Thoughts after my first year in the “real world”
In college one learns though gen. ed classes and GPA, that it is not as important to learn a subject as it is to know the subject better than everyone else in your class. One can have no clue what they are doing as long as everyone else is just as lost. It’s more about jumping through the professors hoops, than it is about learning a subject.
In the real world, there are way to many students to be the best. Someone will always be better than me and someone will always be worse. Therefore my only competition is myself. Perfection has become my competitor… and nothing I create will ever be good enough.
If that’s not discouraging enough, there is a power that controls the real world and everyone’s way of life.
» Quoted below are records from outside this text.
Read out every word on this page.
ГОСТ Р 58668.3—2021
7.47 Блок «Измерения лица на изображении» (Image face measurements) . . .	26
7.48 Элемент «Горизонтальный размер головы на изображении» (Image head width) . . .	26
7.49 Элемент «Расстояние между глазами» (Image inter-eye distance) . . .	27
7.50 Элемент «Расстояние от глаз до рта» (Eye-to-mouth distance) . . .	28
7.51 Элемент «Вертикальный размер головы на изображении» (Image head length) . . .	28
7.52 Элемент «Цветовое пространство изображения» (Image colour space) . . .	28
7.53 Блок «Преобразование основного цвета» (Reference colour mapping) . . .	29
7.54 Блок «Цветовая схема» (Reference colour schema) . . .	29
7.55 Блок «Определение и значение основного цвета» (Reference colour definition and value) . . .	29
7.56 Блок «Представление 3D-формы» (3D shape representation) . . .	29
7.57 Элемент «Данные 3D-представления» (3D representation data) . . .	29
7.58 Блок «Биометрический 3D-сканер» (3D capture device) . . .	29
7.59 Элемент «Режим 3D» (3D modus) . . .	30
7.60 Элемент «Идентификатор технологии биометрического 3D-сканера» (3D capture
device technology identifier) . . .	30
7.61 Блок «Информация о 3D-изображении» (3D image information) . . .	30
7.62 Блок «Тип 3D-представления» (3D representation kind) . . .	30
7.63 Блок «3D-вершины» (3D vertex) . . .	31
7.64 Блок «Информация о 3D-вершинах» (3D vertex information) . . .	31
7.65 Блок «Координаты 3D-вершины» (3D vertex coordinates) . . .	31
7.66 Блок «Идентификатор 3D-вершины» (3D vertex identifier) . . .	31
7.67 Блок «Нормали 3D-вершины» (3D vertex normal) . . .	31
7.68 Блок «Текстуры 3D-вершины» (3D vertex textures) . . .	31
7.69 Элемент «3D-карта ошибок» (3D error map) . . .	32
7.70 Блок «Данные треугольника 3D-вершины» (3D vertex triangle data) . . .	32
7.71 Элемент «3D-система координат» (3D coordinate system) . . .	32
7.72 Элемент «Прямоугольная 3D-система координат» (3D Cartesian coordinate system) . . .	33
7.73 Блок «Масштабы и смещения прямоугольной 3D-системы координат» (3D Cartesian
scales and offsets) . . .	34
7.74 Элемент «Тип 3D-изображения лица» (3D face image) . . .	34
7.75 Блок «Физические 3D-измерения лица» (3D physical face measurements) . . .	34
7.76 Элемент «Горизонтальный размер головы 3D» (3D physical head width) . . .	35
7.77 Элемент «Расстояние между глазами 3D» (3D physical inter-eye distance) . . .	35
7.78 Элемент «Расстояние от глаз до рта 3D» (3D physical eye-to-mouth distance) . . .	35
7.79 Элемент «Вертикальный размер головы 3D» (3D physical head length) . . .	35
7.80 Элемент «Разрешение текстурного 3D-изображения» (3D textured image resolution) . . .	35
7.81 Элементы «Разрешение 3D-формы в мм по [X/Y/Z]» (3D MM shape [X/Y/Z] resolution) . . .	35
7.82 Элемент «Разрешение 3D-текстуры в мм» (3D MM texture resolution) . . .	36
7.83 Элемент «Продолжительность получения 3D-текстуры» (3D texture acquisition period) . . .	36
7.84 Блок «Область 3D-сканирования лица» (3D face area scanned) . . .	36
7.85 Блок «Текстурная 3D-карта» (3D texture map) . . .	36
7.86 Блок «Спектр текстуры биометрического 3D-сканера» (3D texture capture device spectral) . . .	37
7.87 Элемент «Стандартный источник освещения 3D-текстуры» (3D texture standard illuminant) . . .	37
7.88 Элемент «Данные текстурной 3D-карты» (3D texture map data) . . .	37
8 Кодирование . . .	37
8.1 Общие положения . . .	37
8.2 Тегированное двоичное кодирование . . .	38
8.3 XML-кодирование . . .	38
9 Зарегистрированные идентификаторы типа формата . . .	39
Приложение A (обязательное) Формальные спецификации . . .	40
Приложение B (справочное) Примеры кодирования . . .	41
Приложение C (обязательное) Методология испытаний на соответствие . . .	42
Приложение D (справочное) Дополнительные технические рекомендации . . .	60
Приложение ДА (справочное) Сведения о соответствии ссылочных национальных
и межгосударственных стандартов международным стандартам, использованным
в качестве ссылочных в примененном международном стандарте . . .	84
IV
Despite our talent or our depth of understanding we are not in control. People we do not know make decisions that control us. It is all very overwhelming.
Two ideas learned in the “real world”: perfection and control — both unattainable.
Jurgen Moltmann has this idea: “the power of the powerless.” It’s where I recognize my own vulnerability and own the fact that I lack in regards to perfection and I am defenseless in regards to control. Mysteriously, when I admit this… there is no power over me because I have chosen to have none.
The idea didn’t originate with Moltman… it originates with God… Jesus did not say a word at his trial. He hung helpless on a cross… he owned vulnerability and weakness.
So when I think about this big, real world and all the ways that I try be better than everyone else, exemplify perfection, and possess control, I think about God who continues to wait for me to learn that, “when I am weak, then I am strong” (2 Cor. 12:9-10)
Thoughts inspired by: Richard Foster, The Challange of a Disciplined Life, (New York: HarperCollins Publishers, 1985), p. 204-05.